Peringatan awal atas krisis kemanusiaan telah disampaikan oleh sumber-sumber media dan LSM kemanusiaan Indonesia yang telah memperhatikan kekurangan makanan, minuman, dan fasilitas sanitasi yang dialami oleh ribuan masyarakat sipil yang meninggalkan rumah mereka akibat konflik.
Human Rights Watch juga meminta PBB untuk terus menekan Indonesia supaya diadakan penyelidikan bebas guna mengetahui kebutuhan masyarakat sipil di Aceh, sekaligus memastikan terpenuhinya kebutuhan mereka.
Dalam laporannya, Human Rights Watch meminta pemerintah Indonesia untuk:
- Menyediakan akses secepatnya dan tanpa halangan di seluruh Aceh kepada semua badan-badan kemanusiaan imparsial untuk mendistribusikan dan memonitor bantuan.

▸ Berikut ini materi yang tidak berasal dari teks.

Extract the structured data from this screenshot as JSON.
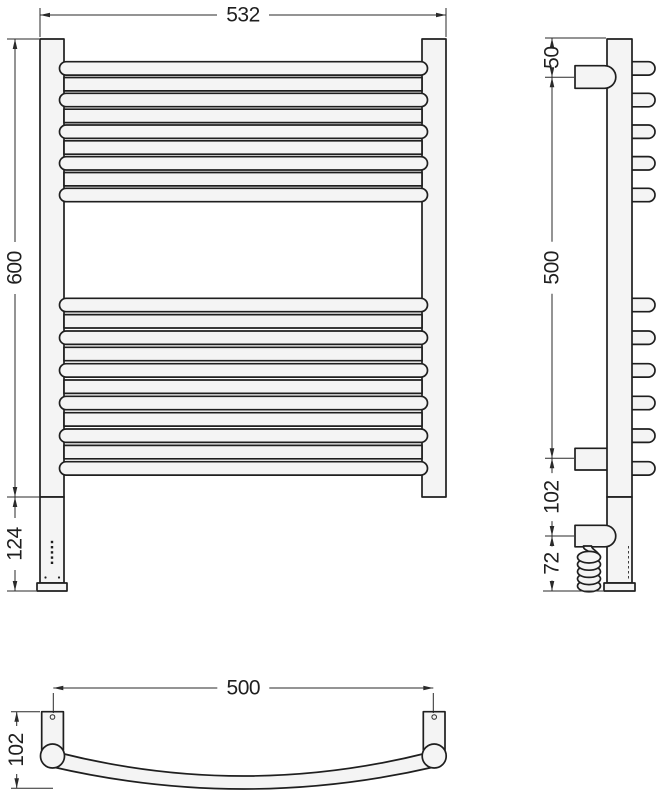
{
  "drawing": {
    "subject": "ladder towel rail - three orthographic views",
    "views": {
      "front": {
        "name": "front view",
        "crossbars_top_group": 9,
        "crossbars_bottom_group": 11,
        "curved_bars_top_group": 5,
        "curved_bars_bottom_group": 6
      },
      "side": {
        "name": "side view",
        "bar_stubs_top_group": 5,
        "bar_stubs_bottom_group": 6,
        "wall_brackets": 2
      },
      "plan": {
        "name": "bottom view",
        "mounting_plates": 2
      }
    },
    "colors": {
      "background": "#ffffff",
      "line": "#1f1f1f",
      "shape_fill": "#f4f4f4"
    }
  },
  "dimensions": {
    "front_width": "532",
    "front_height": "600",
    "front_heater": "124",
    "side_top": "50",
    "side_span": "500",
    "side_lower": "102",
    "side_cable": "72",
    "plan_span": "500",
    "plan_depth": "102"
  }
}
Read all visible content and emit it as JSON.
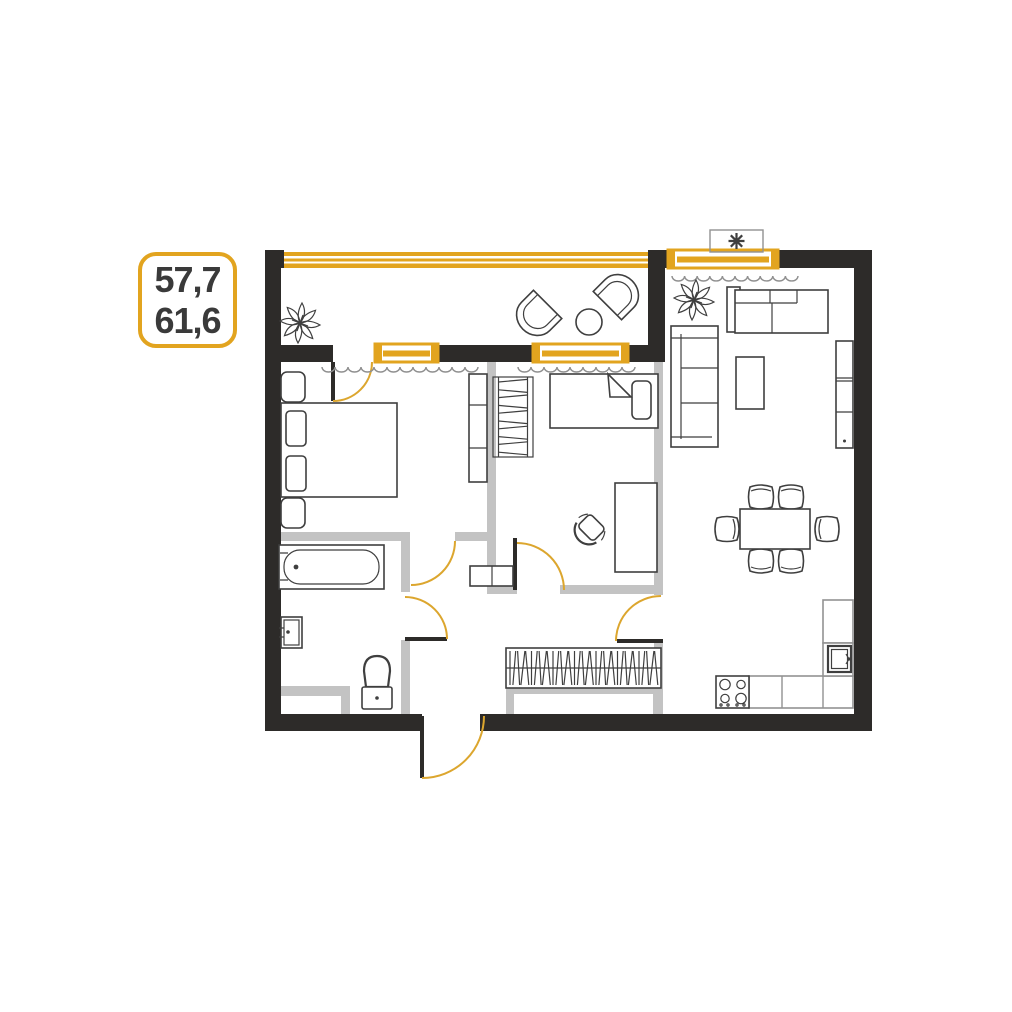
{
  "label": {
    "value_top": "57,7",
    "value_bottom": "61,6"
  },
  "colors": {
    "wall": "#2d2b29",
    "partition": "#c3c3c3",
    "accent": "#e2a41f",
    "accent_arc": "#dca62e",
    "outline": "#3f3f3f",
    "outline_light": "#929292",
    "curtain": "#8f8f8f",
    "text": "#3a3a3a",
    "bg": "#ffffff"
  },
  "floorplan": {
    "rooms": [
      "balcony",
      "bedroom-1",
      "bedroom-2",
      "bathroom",
      "hallway",
      "living-room-kitchen"
    ],
    "furniture": [
      "double-bed",
      "nightstands",
      "wardrobe",
      "single-bed",
      "desk",
      "office-chair",
      "shelf-rack",
      "bathtub",
      "wash-basin",
      "toilet",
      "hallway-wardrobe",
      "sofa",
      "corner-sofa",
      "coffee-table",
      "tv-stand",
      "dining-table",
      "dining-chairs",
      "kitchen-counter",
      "stove",
      "kitchen-sink",
      "balcony-armchairs",
      "side-table",
      "plants",
      "air-conditioner"
    ]
  }
}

- Memfasilitasi, daripada menghalangi, gerakan pekerja-pekerja kemanusiaan di Propinsi Aceh.
- Mengakhiri adanya persyaratan bahwa bantuan kemanusiaan harus disalurkan melalui pejabat-pejabat berwenang di Indonesia, dan mengizinkan badan-badan kemanusiaan untuk mendistribusikan bantuan secara langsung kepada penduduk Aceh yang membutuhkan.
- Mengizinkan akses kepada agen-agen PBB dan LSM-LSM yang dapat membantu melindungi masyarakat sipil, khususnya para pengungsi.
- Mengambil tindakan untuk mencegah terjadinya serangan terhadap badan dan pekerja kemanusiaan, serta menindak siapapun yang melakukan serangan.